3. LifeWay Closes Brick-and-Mortar Stores in Historic Shift to New Online Strategy
In the most significant transition since its 1891 founding, LifeWay Christian Resources announced the closure of its remaining 170 brick-and-mortar stores in 2019 as part of a shift to a broader digital retail strategy. As part of this announcement, the entity said it would continue to offer a “broad selection of resources” through its website and the LifeWay Customer Service Center.
LifeWay also announced a number of new strategies to better engage customers in 2019. To compensate for a lack of physical storefronts, LifeWay implemented an Authorized Dealership program, allowing local, independent Christian bookstores to sell LifeWay-branded Bible studies. LifeWay’s partnerships also go beyond independent bookstores, extending to established chain stores such as Walmart, Books-a-Million and Mardel Stores.
4. Great Commission Giving Surges Throughout the Convention
Southern Baptist churches gave generously to fund Great Commission efforts throughout the convention in 2019.
In October, the North American Mission Board announced a record $61.4 million Annie Armstrong Easter Offering. The offering marks the third consecutive year the AAEO hit a record high.
Southern Baptists also gave their third-highest total in history to the Lottie Moon Christmas Offering. One hundred percent of the $157.3 million given through the offering goes directly to missionaries on the international mission field. The offering exceeded the IMB’s goal by $2.9 million.
As the SBC Executive Committee’s 2018-2019 budget closed in September, the committee reported that Cooperative Program giving had exceeded budget for the fifth year in a row. Southern Baptists gave $196,731,703.44 to Great Commission causes through the Cooperative Program.
Last month, the Executive Committee reported the strongest first two months of Cooperative Program giving since 2009. Contributions to the Cooperative Program exceeded $32.5 million, surpassing last year’s budgeted contributions through two months by more than $1 million.
A number of state Baptist conventions reported higher than expected — even record — missions giving. Several passed budgets to increase the percentage of their giving going to national Cooperative Program efforts.

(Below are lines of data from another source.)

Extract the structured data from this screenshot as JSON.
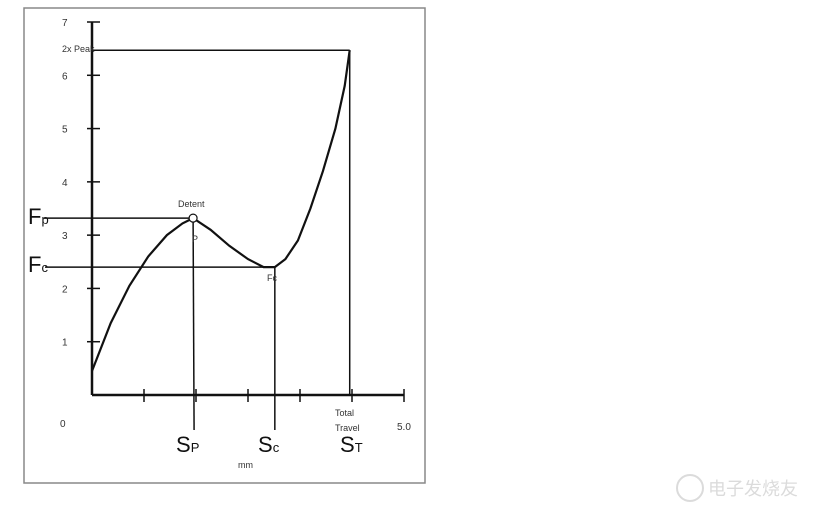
{
  "chart_data": {
    "type": "line",
    "xlabel": "mm",
    "x_tick_labels": [
      "0",
      "5.0"
    ],
    "y_tick_labels": [
      "1",
      "2",
      "3",
      "4",
      "5",
      "6",
      "7"
    ],
    "xlim": [
      0,
      5.0
    ],
    "ylim": [
      0,
      7
    ],
    "grid": false,
    "series": [
      {
        "x": [
          0,
          0.3,
          0.6,
          0.9,
          1.2,
          1.45,
          1.62,
          1.9,
          2.2,
          2.5,
          2.75,
          2.93,
          3.1,
          3.3,
          3.5,
          3.7,
          3.9,
          4.05,
          4.13
        ],
        "y": [
          0.45,
          1.35,
          2.05,
          2.6,
          3.0,
          3.22,
          3.32,
          3.1,
          2.8,
          2.55,
          2.4,
          2.4,
          2.55,
          2.9,
          3.5,
          4.2,
          5.0,
          5.8,
          6.47
        ]
      }
    ],
    "annotations": {
      "peak_label": "2x Peak",
      "peak_value": 6.47,
      "detent": "Detent",
      "p_label": "P",
      "fc_point_label": "Fc",
      "total_travel_1": "Total",
      "total_travel_2": "Travel",
      "fp": {
        "main": "F",
        "sub": "p",
        "value": 3.32
      },
      "fc": {
        "main": "F",
        "sub": "c",
        "value": 2.4
      },
      "sp": {
        "main": "S",
        "sub": "P",
        "value": 1.62
      },
      "sc": {
        "main": "S",
        "sub": "c",
        "value": 2.93
      },
      "st": {
        "main": "S",
        "sub": "T",
        "value": 4.13
      }
    },
    "colors": {
      "line": "#111111",
      "frame": "#888888"
    }
  },
  "watermark": "电子发烧友"
}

5. SBC Votes Overwhelmingly to Approve Significant Bylaw and Constitutional Changes
At last June’s SBC annual meeting in Birmingham, Ala., messengers approved two amendments to the SBC constitution, which stated that sexual abuse and discrimination based on ethnicity were grounds to declare churches “not in friendly cooperation” with the convention. The two constitutional amendments will require a second two-thirds vote of messengers at the 2020 meeting in Orlando.
Messengers at the 2019 annual meeting also approved an amendment to the SBC’s bylaws to repurpose the convention’s Credentials Committee into a standing committee. This new standing committee will make inquiries and recommendations for actions regarding sexual abuse, racism and other issues that could call into question a church’s relationship with the SBC. The bylaw change required a vote at only one annual meeting.
In December, the new standing Credentials Committee announced the establishment of a portal for reports of a church’s alleged departure from Southern Baptist polity, doctrine or practice.
— Tobin Perry is a writer living in Evansville, Ind.